Weston v. Foreman

PETERS, P. J.

I dissent.

The majority construe the disputed clause to mean that the original committee, under the agreement, was to serve until January 1, 1947, and thereafter, until the property owners should select their representative. This construction is primarily predicated upon the belief that it was the fundamental intent of the signers of the agreement to limit the use of the property up to January 1, 1966. For this reason, it is held, the parties must have intended that a committee should be in existence at all times up until that date. This is a possible and perhaps even a reasonable construction of the agreement, but it is not the only construction, and, in my opinion, is not the most reasonable construction.

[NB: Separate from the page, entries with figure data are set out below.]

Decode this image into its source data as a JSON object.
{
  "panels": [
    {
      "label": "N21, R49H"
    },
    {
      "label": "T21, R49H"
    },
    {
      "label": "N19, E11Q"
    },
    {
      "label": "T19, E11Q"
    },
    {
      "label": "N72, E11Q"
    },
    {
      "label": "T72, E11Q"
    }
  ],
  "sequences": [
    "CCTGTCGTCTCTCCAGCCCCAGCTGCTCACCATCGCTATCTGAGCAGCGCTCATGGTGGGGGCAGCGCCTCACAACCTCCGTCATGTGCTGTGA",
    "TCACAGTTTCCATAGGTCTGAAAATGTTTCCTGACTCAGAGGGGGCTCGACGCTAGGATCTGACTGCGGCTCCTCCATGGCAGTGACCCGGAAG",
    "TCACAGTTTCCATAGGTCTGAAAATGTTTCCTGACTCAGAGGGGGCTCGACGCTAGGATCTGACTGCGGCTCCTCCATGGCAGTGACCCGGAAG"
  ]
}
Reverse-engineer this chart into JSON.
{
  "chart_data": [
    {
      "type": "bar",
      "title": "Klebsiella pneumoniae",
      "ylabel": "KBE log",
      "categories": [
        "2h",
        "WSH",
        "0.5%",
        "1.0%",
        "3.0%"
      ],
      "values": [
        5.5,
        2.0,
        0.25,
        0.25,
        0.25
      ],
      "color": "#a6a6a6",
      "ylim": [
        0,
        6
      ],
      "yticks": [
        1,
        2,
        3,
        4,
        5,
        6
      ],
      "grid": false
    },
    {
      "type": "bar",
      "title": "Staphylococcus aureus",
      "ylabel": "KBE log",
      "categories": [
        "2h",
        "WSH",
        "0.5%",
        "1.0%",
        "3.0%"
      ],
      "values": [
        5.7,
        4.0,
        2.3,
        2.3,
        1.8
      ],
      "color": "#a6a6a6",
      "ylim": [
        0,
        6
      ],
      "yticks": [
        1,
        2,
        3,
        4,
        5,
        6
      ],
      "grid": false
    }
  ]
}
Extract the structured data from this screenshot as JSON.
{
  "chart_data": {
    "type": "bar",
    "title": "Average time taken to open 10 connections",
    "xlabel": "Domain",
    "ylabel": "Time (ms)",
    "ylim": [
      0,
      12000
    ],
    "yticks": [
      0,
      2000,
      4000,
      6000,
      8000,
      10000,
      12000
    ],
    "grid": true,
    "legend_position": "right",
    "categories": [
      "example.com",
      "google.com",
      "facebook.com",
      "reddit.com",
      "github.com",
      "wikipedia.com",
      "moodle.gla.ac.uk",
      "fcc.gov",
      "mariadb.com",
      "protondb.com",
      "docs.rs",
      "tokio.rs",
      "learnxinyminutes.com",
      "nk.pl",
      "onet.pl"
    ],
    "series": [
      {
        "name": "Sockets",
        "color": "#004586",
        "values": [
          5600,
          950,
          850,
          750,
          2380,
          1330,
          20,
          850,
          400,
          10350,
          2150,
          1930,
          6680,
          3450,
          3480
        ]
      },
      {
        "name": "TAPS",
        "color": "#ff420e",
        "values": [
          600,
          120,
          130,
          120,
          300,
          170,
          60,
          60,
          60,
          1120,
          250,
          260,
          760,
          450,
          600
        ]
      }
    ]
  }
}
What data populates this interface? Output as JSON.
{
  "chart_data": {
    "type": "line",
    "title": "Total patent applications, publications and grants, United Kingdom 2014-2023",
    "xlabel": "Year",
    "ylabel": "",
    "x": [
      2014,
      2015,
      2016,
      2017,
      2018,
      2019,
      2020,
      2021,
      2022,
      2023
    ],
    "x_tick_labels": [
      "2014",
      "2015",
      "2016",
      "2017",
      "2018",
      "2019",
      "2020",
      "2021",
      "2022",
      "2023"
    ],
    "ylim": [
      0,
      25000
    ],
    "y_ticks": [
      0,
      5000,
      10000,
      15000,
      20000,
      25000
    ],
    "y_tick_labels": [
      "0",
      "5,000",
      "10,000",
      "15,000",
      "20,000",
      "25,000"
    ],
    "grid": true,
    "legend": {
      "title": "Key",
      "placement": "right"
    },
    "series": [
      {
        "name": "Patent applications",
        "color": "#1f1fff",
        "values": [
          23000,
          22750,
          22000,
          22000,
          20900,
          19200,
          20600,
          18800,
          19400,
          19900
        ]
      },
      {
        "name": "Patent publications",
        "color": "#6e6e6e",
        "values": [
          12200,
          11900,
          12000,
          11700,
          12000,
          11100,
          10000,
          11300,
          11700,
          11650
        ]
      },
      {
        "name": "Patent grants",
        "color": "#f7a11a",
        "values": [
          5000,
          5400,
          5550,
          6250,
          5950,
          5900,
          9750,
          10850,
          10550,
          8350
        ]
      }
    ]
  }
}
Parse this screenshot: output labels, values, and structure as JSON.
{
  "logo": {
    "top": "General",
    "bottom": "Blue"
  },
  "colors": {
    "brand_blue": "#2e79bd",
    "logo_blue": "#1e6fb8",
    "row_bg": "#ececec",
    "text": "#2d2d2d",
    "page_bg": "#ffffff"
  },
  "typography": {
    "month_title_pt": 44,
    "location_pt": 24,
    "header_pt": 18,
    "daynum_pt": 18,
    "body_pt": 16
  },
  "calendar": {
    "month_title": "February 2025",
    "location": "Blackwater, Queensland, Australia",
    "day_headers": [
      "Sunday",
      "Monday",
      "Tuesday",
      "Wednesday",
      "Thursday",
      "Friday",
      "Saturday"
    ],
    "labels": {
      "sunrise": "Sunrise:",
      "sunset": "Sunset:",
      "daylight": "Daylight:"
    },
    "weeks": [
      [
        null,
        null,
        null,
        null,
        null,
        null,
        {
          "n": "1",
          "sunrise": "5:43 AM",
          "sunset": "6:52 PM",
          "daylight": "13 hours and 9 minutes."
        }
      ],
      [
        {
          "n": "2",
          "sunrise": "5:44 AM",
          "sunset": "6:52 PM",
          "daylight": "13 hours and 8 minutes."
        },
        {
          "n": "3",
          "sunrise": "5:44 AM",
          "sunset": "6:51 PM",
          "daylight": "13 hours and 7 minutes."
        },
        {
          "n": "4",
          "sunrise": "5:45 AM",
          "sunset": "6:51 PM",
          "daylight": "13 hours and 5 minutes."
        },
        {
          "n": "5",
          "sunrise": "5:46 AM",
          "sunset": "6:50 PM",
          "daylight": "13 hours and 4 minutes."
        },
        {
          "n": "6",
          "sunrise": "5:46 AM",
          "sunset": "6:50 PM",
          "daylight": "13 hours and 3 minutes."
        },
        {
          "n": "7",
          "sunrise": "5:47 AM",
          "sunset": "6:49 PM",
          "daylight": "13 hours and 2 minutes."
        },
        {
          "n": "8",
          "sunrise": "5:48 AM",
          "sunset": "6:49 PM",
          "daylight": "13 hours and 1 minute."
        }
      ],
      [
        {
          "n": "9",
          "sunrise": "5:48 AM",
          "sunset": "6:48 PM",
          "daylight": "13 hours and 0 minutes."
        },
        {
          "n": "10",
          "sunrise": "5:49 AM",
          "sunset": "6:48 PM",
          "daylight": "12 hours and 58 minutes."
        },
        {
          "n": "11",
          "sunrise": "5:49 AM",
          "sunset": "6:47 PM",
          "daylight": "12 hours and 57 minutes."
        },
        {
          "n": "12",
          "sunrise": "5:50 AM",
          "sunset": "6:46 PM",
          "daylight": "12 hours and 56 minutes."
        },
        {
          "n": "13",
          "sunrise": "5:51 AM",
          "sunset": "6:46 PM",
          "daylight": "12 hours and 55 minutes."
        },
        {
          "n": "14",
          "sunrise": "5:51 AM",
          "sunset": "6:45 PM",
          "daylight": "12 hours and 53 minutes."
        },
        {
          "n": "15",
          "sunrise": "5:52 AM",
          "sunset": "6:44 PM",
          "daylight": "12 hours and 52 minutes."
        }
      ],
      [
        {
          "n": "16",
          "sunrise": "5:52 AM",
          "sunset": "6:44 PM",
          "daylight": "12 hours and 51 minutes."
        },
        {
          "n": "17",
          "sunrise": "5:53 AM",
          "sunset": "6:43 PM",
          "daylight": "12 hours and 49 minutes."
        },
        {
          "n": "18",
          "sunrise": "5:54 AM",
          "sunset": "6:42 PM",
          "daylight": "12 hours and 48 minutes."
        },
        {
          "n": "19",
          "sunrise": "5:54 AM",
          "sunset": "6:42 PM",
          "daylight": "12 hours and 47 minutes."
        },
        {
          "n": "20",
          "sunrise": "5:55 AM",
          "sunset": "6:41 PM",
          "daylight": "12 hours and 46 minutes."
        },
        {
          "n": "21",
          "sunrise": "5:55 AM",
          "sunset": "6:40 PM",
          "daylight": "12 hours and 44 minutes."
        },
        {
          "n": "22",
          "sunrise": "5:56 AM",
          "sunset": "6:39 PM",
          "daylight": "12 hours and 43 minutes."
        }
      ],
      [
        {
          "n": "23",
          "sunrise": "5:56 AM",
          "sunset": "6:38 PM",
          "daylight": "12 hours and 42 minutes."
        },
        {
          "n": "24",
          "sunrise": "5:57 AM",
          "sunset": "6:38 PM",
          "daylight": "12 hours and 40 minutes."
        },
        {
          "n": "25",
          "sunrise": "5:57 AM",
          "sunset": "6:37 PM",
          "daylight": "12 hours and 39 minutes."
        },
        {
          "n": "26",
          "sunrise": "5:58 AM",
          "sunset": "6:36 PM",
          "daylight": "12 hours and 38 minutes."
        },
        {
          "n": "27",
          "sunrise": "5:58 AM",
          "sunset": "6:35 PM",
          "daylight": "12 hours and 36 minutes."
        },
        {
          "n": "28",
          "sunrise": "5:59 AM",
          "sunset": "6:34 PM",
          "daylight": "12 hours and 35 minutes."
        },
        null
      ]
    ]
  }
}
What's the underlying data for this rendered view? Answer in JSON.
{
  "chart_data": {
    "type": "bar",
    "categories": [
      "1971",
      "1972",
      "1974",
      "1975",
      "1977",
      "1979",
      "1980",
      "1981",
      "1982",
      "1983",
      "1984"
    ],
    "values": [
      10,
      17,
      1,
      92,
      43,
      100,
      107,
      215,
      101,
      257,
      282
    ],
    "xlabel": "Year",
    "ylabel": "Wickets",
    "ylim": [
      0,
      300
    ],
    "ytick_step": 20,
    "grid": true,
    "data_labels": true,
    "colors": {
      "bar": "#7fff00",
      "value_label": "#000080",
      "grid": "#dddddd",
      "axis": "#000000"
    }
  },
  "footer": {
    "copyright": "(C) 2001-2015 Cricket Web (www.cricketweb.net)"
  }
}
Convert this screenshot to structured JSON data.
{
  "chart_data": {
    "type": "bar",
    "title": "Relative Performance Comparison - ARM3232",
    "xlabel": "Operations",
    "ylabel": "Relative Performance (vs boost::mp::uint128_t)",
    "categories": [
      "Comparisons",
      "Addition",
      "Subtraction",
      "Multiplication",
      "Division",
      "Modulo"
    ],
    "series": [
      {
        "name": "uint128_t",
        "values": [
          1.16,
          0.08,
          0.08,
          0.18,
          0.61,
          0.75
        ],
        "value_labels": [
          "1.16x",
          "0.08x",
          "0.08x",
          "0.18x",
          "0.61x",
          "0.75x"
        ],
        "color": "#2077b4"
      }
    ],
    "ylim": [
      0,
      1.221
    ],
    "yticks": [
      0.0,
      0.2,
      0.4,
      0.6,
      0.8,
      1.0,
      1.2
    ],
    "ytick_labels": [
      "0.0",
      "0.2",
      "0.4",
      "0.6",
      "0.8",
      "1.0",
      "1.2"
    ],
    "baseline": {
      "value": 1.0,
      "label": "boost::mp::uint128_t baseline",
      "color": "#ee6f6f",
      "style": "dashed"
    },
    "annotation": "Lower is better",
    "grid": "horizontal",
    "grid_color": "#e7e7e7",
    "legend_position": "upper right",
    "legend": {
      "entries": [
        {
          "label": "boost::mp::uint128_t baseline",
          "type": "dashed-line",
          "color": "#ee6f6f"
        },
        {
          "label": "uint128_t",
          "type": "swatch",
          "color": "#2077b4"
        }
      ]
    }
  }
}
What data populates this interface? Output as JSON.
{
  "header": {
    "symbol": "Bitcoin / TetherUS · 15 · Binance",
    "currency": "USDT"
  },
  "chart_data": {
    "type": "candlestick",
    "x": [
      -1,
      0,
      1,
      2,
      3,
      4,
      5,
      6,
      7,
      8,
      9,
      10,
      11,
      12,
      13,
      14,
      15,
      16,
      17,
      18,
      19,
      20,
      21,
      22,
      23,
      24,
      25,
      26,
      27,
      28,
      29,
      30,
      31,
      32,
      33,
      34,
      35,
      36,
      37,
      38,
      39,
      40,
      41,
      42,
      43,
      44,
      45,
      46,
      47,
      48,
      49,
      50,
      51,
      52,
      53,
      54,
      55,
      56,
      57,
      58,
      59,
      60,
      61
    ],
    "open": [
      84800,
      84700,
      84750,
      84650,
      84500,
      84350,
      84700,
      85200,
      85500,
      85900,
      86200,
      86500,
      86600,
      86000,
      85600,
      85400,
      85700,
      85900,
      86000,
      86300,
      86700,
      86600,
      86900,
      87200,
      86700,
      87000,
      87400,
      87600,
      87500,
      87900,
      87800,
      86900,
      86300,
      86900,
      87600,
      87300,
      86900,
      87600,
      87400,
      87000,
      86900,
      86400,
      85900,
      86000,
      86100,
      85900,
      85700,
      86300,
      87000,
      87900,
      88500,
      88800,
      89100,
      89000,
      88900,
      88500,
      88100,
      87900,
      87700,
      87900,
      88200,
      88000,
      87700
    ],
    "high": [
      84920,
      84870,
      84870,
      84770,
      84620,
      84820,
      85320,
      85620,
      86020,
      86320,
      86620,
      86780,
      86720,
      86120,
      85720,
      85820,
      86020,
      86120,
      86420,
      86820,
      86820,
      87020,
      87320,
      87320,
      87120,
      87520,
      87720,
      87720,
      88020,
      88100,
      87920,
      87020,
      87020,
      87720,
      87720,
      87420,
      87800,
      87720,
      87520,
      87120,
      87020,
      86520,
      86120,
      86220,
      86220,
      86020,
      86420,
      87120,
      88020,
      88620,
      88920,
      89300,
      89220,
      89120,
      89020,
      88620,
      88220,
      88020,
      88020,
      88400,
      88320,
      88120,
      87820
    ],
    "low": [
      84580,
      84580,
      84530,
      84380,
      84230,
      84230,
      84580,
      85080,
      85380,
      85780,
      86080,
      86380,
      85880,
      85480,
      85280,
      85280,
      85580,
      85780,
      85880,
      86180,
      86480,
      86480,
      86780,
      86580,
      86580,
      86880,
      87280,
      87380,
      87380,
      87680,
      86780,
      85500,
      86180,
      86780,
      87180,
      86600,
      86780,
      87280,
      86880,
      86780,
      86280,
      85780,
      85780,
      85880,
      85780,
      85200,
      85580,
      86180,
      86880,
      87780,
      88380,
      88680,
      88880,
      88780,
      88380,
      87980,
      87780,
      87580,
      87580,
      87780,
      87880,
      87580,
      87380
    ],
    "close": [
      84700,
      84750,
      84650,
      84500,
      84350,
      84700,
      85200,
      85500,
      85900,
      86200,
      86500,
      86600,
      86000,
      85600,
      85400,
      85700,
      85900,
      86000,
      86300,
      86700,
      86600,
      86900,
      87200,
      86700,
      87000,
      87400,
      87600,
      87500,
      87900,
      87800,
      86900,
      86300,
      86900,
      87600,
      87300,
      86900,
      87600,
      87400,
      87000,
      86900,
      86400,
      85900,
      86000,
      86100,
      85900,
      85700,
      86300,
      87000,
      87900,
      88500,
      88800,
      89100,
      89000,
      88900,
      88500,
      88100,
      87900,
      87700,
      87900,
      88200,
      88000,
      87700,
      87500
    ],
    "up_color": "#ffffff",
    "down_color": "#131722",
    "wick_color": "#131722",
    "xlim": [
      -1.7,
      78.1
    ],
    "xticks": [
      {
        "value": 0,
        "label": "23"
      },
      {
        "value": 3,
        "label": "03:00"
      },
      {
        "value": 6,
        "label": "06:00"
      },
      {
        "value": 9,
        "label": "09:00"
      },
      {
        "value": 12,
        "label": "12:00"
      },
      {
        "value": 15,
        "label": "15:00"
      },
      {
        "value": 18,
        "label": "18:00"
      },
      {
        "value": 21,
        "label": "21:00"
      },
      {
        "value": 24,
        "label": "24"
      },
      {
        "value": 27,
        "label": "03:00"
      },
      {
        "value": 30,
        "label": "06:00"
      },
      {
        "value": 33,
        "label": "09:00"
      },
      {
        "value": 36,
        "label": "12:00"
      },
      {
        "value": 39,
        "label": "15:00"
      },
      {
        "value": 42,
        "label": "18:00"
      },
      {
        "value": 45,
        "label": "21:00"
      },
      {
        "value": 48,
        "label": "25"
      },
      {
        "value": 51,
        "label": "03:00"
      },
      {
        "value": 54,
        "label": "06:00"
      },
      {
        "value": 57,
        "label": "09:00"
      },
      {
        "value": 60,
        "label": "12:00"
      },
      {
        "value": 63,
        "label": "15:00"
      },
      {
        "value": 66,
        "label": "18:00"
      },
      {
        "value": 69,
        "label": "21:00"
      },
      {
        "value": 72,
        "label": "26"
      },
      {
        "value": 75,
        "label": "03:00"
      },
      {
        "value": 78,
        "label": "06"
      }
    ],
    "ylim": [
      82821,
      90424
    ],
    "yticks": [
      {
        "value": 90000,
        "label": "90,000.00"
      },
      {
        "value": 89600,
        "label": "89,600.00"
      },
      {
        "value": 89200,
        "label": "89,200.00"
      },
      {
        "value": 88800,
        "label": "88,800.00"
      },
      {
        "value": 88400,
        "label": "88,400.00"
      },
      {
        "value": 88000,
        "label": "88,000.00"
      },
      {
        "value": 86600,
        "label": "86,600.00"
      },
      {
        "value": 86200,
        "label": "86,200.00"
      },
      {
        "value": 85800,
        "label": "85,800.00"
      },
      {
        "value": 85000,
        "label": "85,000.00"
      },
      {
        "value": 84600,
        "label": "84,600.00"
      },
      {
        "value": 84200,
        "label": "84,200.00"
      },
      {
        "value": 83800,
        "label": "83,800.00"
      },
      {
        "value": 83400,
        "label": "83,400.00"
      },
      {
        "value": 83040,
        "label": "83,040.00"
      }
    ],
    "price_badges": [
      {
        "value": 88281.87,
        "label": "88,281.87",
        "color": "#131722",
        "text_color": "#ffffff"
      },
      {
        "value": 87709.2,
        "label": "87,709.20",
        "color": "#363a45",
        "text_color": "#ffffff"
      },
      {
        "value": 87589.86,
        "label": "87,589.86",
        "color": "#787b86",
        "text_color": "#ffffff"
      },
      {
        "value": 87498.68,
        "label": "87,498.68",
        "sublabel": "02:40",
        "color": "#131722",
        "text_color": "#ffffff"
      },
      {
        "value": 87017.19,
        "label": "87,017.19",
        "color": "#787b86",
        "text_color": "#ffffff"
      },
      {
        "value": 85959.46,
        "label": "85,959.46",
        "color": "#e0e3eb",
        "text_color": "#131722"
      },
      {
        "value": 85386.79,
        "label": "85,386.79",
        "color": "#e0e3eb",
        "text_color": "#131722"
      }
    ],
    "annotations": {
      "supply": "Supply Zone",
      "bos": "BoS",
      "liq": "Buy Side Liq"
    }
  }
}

The interpretation of the restriction in question, there being no extrinsic evidence of intent, is a question of law and not of fact. For that reason I agree with the implied holding in the majority opinion that this court is not bound by the interpretation of the trial court, even though that interpretation may have been a reasonable one. (Estate of Platt, 21 Cal.2d 343, 352 [131 P.2d 825] ; Trubowitch v. Riverbank Canning Co., 30 Cal.2d 335, 339 [182 P.2d 182].) But the fact that the trial court has construed the provision is a factor that should be weighed together with all other factors in arriving at a construction.

Reference should be made to one other rule of law. The provision here involved is a limitation upon the free use of property. It is the established rule, mentioned in the majority opinion “that restrictive covenants are to be strictly construed against limitations upon the free use of property.” (See Wing v. Forest Lawn Cemetery Assn., 15 Cal.2d 472, 479 [101 P.2d 1099, 130 A.L.R. 120]; Werner v. Graham, 181 Cal. 174, 181 [183 P. 945].)

The majority opinion attempts to construe the words used in paragraph third and comes to the conclusion that the *695controlling intent of the parties was that they wanted a committee in existence to approve plans and specifications during the entire 25-year period. Predicated on this basic premise the majority conclude that it must have been the intent of the parties that the original committee should have continuous existence during the entire 25-year period unless the property owners, after January 1, 1947, superseded the original committee by designating a new representative. This reasoning is sound only if the basic premise is sound, and, in my opinion, it is not.

Such a construction not only violates the rule that restrictive covenants are to be construed strictly against limitations on the free use of property, but completely disregards the relative positions of the contracting parties and the realities of that relationship.

The declaration of restrictions was drafted by Weston and his wife and by Stanley and his wife. It recites that they were then the owners of all the lots in question and were about to subdivide the area and sell the lots. This declaration was executed and recorded in June of 1941, before any lots were sold. By paragraph third the subdividers set up a committee of three of their own choosing—the two Westons and a Mr. Johnson—which committee, it was provided, “shall act and serve until January 1, 1947” at which time the then record owners of the property were authorized to elect their representative if they so desired. The first committee was to represent and be controlled by the subdividers; the new representative, if elected, was to represent the prospective purchasers of lots in the tract, an entirely different group of people from the subdividers and with different interests to protect. Thus, it seems quite clear to me that the agreement contemplates that the subdividers by 1947 would have sold all of the lots in the tract. The subdividers desired to retain complete control of the types of structures to be erected thereon until they had completed the subdivision, but after that date they contemplated that they would have no further interest therein. Paragraph third clearly expresses the intent to set up a committee to represent the subdividers, which committee should serve until 1947, and then the property owners, if they desired, could elect their representative to represent them. Since the property owners did not exercise this power until sometime in 1950, the conclusion seems inevitable that the restriction in question became inoperative during this three-year period, and that this was the intent *696and desire of the property owners. The construction is strengthened by the fact that there is no allegation in either complaint that the subdivider’s committee continued to act after January 1, 1947, and until August 10, 1950, when it purported to disapprove the plans of defendants.

For these reasons I think the construction given the agreement by the trial court was correct and should be affirmed.

Respondents’ petition for a hearing by the Supreme Court was denied March 13, 1952. Carter, J., was of the opinion that the petition should be granted.